Much like the zone-read is run today, the Wildcat featured an option type scheme, but rather than having quarterback Chad Pennington take the snaps, the Dolphins' shotgun snaps went directly to running back Ronnie Brown. Brown took the snap usually with Miami's other talented running back, Ricky Williams, in motion. Sometimes Brown would keep the ball, sometimes he would hand it to Williams, but whatever he did that day, the Patriots had absolutely no answer for it.
Brown rushed for three first half touchdowns to give the Dolphins what was an unthinkable 21-6 lead at the break. With just under six minutes to play in the third quarter and the score unchanged, Brown added a fourth touchdown, this time with his arm. Brown's 19-yard touchdown toss to Anthony Fasano gave the Dolphins a 28-6 lead.
New England scored on its ensuing drive to cut the lead back to 15, but Brown put an exclamation on what was a stellar day on the first play of the fourth quarter. From the Wildcat formation, Brown took the first play of the final period 62 yards for his fourth rushing touchdown of the day and fifth total. Dan Carpenter would add a field goal later on for the Dolphins and Miami left Foxboro that day with a 38-13 thumping of rival New England.
Brown finished the day with 113 yards rushing and four touchdowns on 17 carries while Williams added 98 yards on 16 carries. As a team, the Dolphins rushed for 216 yards while averaging six yards-per-carry. Chad Pennington, in what would be his first win as Miami's quarterback, also had a stellar day completing all but three his 20 attempts for 226 yards.
For just the second time in 22 games the Miami Dolphins were winners, and for the first time in that same regular season span, the Patriots were losers. For the remainder of the season, Miami's Wildcat helped keep opposing defenses off balance as the Dolphins reeled off 11 wins over their final 14 games to finish 11-5 and complete the NFL's best single-season turnaround after just a 1-15 campaign in 2007.
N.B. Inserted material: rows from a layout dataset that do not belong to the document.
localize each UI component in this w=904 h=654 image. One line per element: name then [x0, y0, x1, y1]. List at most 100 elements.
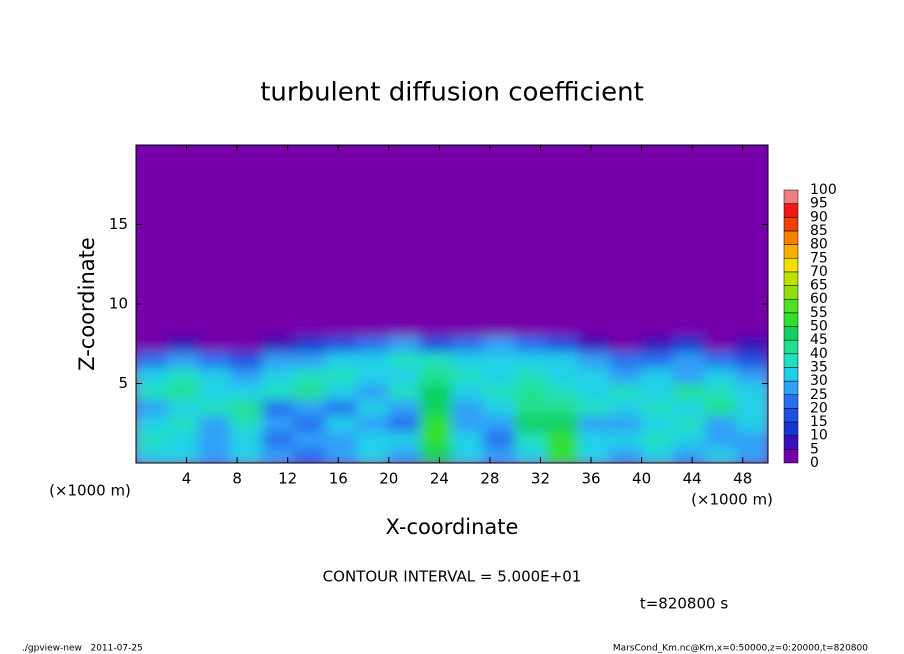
field-cell — [325, 145, 358, 337]
field-cell — [261, 446, 295, 463]
field-cell — [735, 430, 768, 448]
field-cell — [483, 398, 516, 416]
colorbar-swatch — [783, 244, 799, 259]
colorbar-label: 0 — [810, 455, 819, 471]
field-cell — [388, 367, 421, 384]
x-unit: (×1000 m) — [691, 491, 773, 509]
field-cell — [672, 367, 706, 384]
colorbar-label: 35 — [810, 359, 828, 375]
field-cell — [356, 367, 390, 384]
field-cell — [325, 367, 358, 384]
field-cell — [546, 414, 579, 432]
field-cell — [483, 383, 516, 400]
field-cell — [198, 430, 232, 448]
field-cell — [641, 398, 674, 416]
field-cell — [167, 383, 200, 400]
field-cell — [577, 446, 611, 463]
field-cell — [514, 335, 548, 353]
field-cell — [293, 335, 327, 353]
colorbar-label: 15 — [810, 414, 828, 430]
field-cell — [514, 383, 548, 400]
field-cell — [388, 398, 421, 416]
field-cell — [419, 145, 453, 337]
field-layer — [136, 145, 768, 463]
field-cell — [641, 446, 674, 463]
colorbar-label: 60 — [810, 291, 828, 307]
y-tick-label: 5 — [118, 374, 128, 392]
y-tick-label: 15 — [109, 215, 128, 233]
colorbar-label: 25 — [810, 387, 828, 403]
field-cell — [293, 383, 327, 400]
field-cell — [419, 430, 453, 448]
field-cell — [609, 351, 643, 369]
colorbar-label: 90 — [810, 209, 828, 225]
field-cell — [198, 145, 232, 337]
field-cell — [483, 367, 516, 384]
field-cell — [293, 398, 327, 416]
x-tick-label: 32 — [531, 470, 550, 488]
field-cell — [261, 367, 295, 384]
field-cell — [609, 145, 643, 337]
field-cell — [514, 446, 548, 463]
field-cell — [451, 383, 485, 400]
field-cell — [261, 414, 295, 432]
colorbar-swatch — [783, 189, 799, 204]
x-tick-label: 40 — [632, 470, 651, 488]
field-cell — [483, 414, 516, 432]
field-cell — [609, 398, 643, 416]
field-cell — [388, 145, 421, 337]
x-tick-label: 12 — [278, 470, 297, 488]
field-cell — [704, 383, 737, 400]
colorbar-swatch — [783, 258, 799, 273]
field-cell — [704, 367, 737, 384]
field-cell — [293, 145, 327, 337]
field-cell — [136, 398, 169, 416]
colorbar-swatch — [783, 380, 799, 396]
field-cell — [641, 430, 674, 448]
field-cell — [261, 351, 295, 369]
colorbar-label: 10 — [810, 428, 828, 444]
field-cell — [577, 335, 611, 353]
field-cell — [451, 335, 485, 353]
colorbar-label: 95 — [810, 196, 828, 212]
field-cell — [735, 398, 768, 416]
field-cell — [735, 351, 768, 369]
colorbar-label: 80 — [810, 237, 828, 253]
field-cell — [198, 446, 232, 463]
field-cell — [167, 398, 200, 416]
field-cell — [672, 446, 706, 463]
time-label: t=820800 s — [640, 595, 728, 613]
field-cell — [325, 414, 358, 432]
colorbar-label: 45 — [810, 332, 828, 348]
field-cell — [514, 145, 548, 337]
field-cell — [546, 367, 579, 384]
field-cell — [451, 414, 485, 432]
field-cell — [230, 446, 263, 463]
field-cell — [735, 335, 768, 353]
x-tick-label: 28 — [480, 470, 499, 488]
field-cell — [704, 351, 737, 369]
field-cell — [293, 351, 327, 369]
field-cell — [451, 367, 485, 384]
field-cell — [388, 414, 421, 432]
colorbar-label: 50 — [810, 319, 828, 335]
field-cell — [451, 145, 485, 337]
colorbar-label: 65 — [810, 278, 828, 294]
field-cell — [325, 398, 358, 416]
field-cell — [609, 430, 643, 448]
field-cell — [672, 351, 706, 369]
colorbar-label: 100 — [810, 182, 837, 198]
field-cell — [704, 145, 737, 337]
field-cell — [609, 383, 643, 400]
field-cell — [546, 335, 579, 353]
field-cell — [261, 383, 295, 400]
field-cell — [167, 414, 200, 432]
field-cell — [356, 430, 390, 448]
field-cell — [483, 430, 516, 448]
field-cell — [261, 430, 295, 448]
chart-title: turbulent diffusion coefficient — [260, 78, 644, 108]
field-cell — [514, 414, 548, 432]
field-cell — [293, 446, 327, 463]
field-cell — [136, 367, 169, 384]
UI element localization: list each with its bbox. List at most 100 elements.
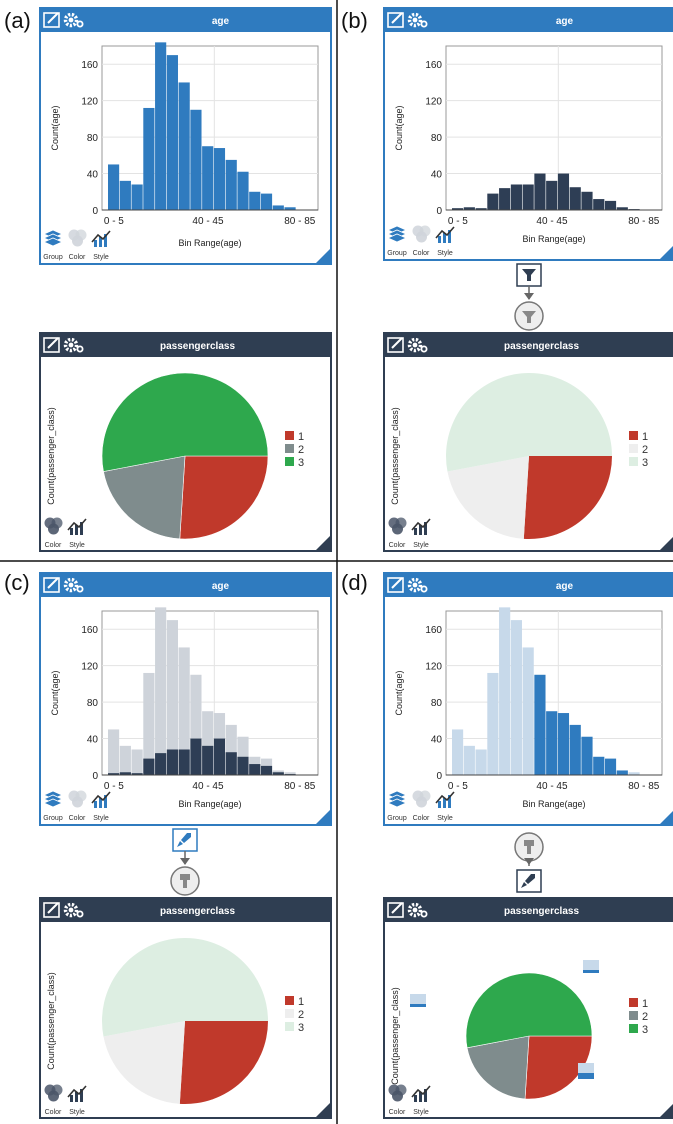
color-circles-icon[interactable] xyxy=(44,1084,63,1102)
color-circles-icon[interactable] xyxy=(44,517,63,535)
histogram-bar-highlight[interactable] xyxy=(166,749,178,775)
pie-slice[interactable] xyxy=(446,373,612,472)
edit-icon[interactable] xyxy=(387,12,404,28)
histogram-bar[interactable] xyxy=(225,159,237,210)
resize-handle[interactable] xyxy=(659,535,673,551)
histogram-bar[interactable] xyxy=(452,729,464,775)
histogram-bar-highlight[interactable] xyxy=(260,765,273,775)
layers-icon[interactable] xyxy=(387,790,407,808)
histogram-bar[interactable] xyxy=(143,672,155,775)
legend-label[interactable]: 1 xyxy=(298,431,304,443)
histogram-bar[interactable] xyxy=(452,208,464,210)
histogram-bar[interactable] xyxy=(557,713,570,775)
histogram-bar[interactable] xyxy=(616,207,628,210)
histogram-bar[interactable] xyxy=(284,772,296,775)
legend-label[interactable]: 2 xyxy=(642,1011,648,1023)
edit-icon[interactable] xyxy=(387,577,404,593)
color-circles-icon[interactable] xyxy=(412,790,431,808)
histogram-bar[interactable] xyxy=(487,193,499,210)
link-connector[interactable] xyxy=(514,832,544,893)
histogram-bar[interactable] xyxy=(499,188,511,210)
histogram-bar-highlight[interactable] xyxy=(225,752,237,775)
legend-label[interactable]: 2 xyxy=(298,444,304,456)
histogram-bar[interactable] xyxy=(202,146,214,210)
histogram-bar[interactable] xyxy=(616,770,628,775)
histogram-bar[interactable] xyxy=(522,184,534,210)
histogram-bar[interactable] xyxy=(581,191,593,210)
style-chart-icon[interactable] xyxy=(435,226,455,243)
histogram-bar[interactable] xyxy=(108,729,120,775)
style-chart-icon[interactable] xyxy=(91,230,111,247)
histogram-bar[interactable] xyxy=(119,745,131,775)
style-chart-icon[interactable] xyxy=(67,1085,87,1102)
layers-icon[interactable] xyxy=(43,229,63,247)
pie-slice[interactable] xyxy=(466,1035,530,1100)
histogram-bar[interactable] xyxy=(487,672,499,775)
histogram-bar[interactable] xyxy=(510,184,522,210)
legend-label[interactable]: 1 xyxy=(642,431,648,443)
histogram-bar-highlight[interactable] xyxy=(249,764,261,775)
gear-icon[interactable] xyxy=(63,337,84,353)
color-circles-icon[interactable] xyxy=(388,1084,407,1102)
edit-icon[interactable] xyxy=(43,337,60,353)
edit-icon[interactable] xyxy=(43,902,60,918)
pie-slice[interactable] xyxy=(179,455,269,540)
gear-icon[interactable] xyxy=(407,577,428,593)
gear-icon[interactable] xyxy=(407,337,428,353)
legend-label[interactable]: 3 xyxy=(298,457,304,469)
color-circles-icon[interactable] xyxy=(388,517,407,535)
histogram-bar[interactable] xyxy=(581,736,593,775)
histogram-bar[interactable] xyxy=(260,193,273,210)
color-circles-icon[interactable] xyxy=(412,225,431,243)
legend-label[interactable]: 2 xyxy=(298,1009,304,1021)
histogram-bar-highlight[interactable] xyxy=(213,738,226,775)
histogram-bar[interactable] xyxy=(155,607,167,775)
histogram-bar[interactable] xyxy=(628,772,640,775)
histogram-bar[interactable] xyxy=(119,180,131,210)
histogram-bar[interactable] xyxy=(475,208,487,210)
link-connector[interactable] xyxy=(170,828,200,896)
gear-icon[interactable] xyxy=(407,902,428,918)
gear-icon[interactable] xyxy=(407,12,428,28)
histogram-bar[interactable] xyxy=(237,736,249,775)
histogram-bar[interactable] xyxy=(534,674,546,775)
pie-slice[interactable] xyxy=(179,1021,268,1104)
histogram-bar-highlight[interactable] xyxy=(131,773,143,775)
histogram-bar-highlight[interactable] xyxy=(108,773,120,775)
resize-handle[interactable] xyxy=(315,1102,331,1118)
histogram-bar[interactable] xyxy=(202,711,214,775)
histogram-bar[interactable] xyxy=(225,724,237,775)
histogram-bar[interactable] xyxy=(546,711,558,775)
histogram-bar[interactable] xyxy=(546,180,558,210)
pie-slice[interactable] xyxy=(103,455,186,540)
histogram-bar[interactable] xyxy=(593,756,605,775)
style-chart-icon[interactable] xyxy=(411,1085,431,1102)
histogram-bar[interactable] xyxy=(499,607,511,775)
histogram-bar[interactable] xyxy=(166,55,178,210)
pie-slice[interactable] xyxy=(524,1035,593,1100)
gear-icon[interactable] xyxy=(63,12,84,28)
resize-handle[interactable] xyxy=(659,809,673,825)
histogram-bar[interactable] xyxy=(108,164,120,210)
legend-label[interactable]: 1 xyxy=(298,996,304,1008)
histogram-bar[interactable] xyxy=(131,184,143,210)
pie-slice[interactable] xyxy=(523,456,612,540)
resize-handle[interactable] xyxy=(315,535,331,551)
histogram-bar-highlight[interactable] xyxy=(237,756,249,775)
histogram-bar[interactable] xyxy=(522,647,534,775)
histogram-bar-highlight[interactable] xyxy=(155,753,167,775)
histogram-bar[interactable] xyxy=(190,674,202,775)
style-chart-icon[interactable] xyxy=(411,518,431,535)
histogram-bar[interactable] xyxy=(284,207,296,210)
style-chart-icon[interactable] xyxy=(91,791,111,808)
legend-label[interactable]: 3 xyxy=(298,1022,304,1034)
pie-slice[interactable] xyxy=(447,456,529,539)
pie-slice[interactable] xyxy=(465,972,593,1049)
histogram-bar-highlight[interactable] xyxy=(143,758,155,775)
gear-icon[interactable] xyxy=(63,902,84,918)
legend-label[interactable]: 1 xyxy=(642,998,648,1010)
histogram-bar[interactable] xyxy=(178,647,190,775)
style-chart-icon[interactable] xyxy=(435,791,455,808)
link-connector[interactable] xyxy=(514,263,544,331)
resize-handle[interactable] xyxy=(315,809,331,825)
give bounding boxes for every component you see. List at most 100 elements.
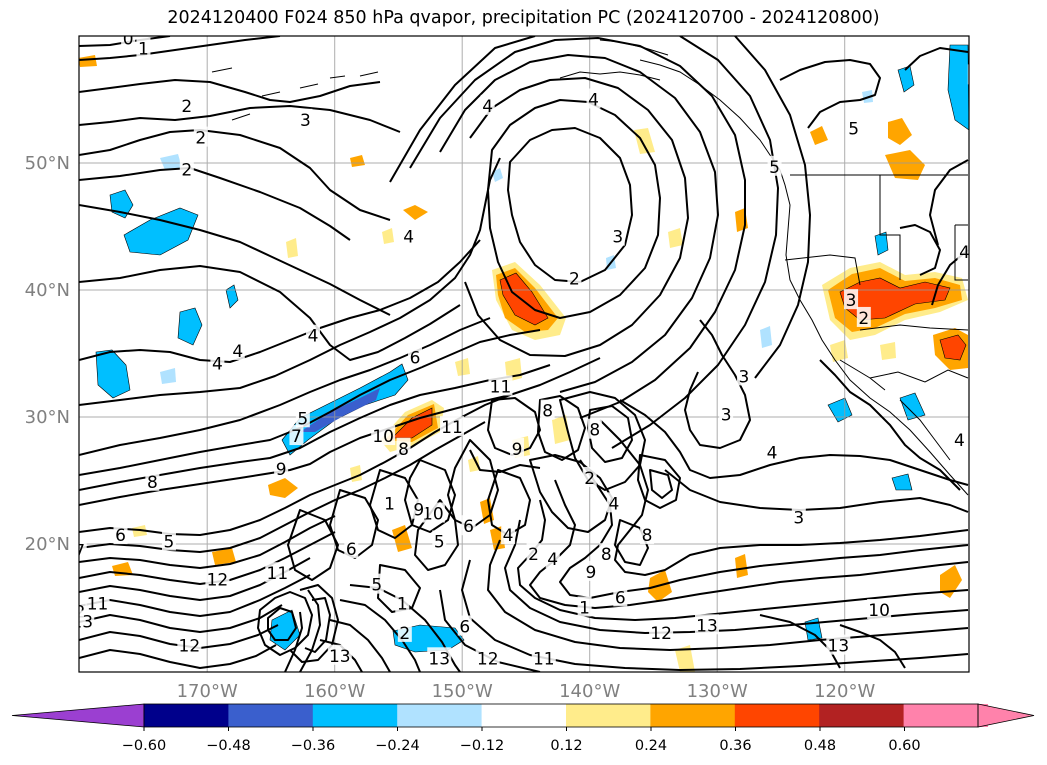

Miami captured the division title that season, their first in eight years. The division title also meant that the Dolphins were playoff bound for the first time in seven seasons. The Patriots went on to finish 2008 with an 11-5 record as well, but missed out on the playoffs and an eighth straight AFC East championship thanks to that September afternoon in Foxboro.
Fortunes have certainly been different for the franchises since as New England has claimed each of the last four division crowns while Miami has had four straight losing seasons. But September 21st, 2008 was a day that stemmed the tide for the Miami Dolphins and it remains one of the team's best victories in recent memory.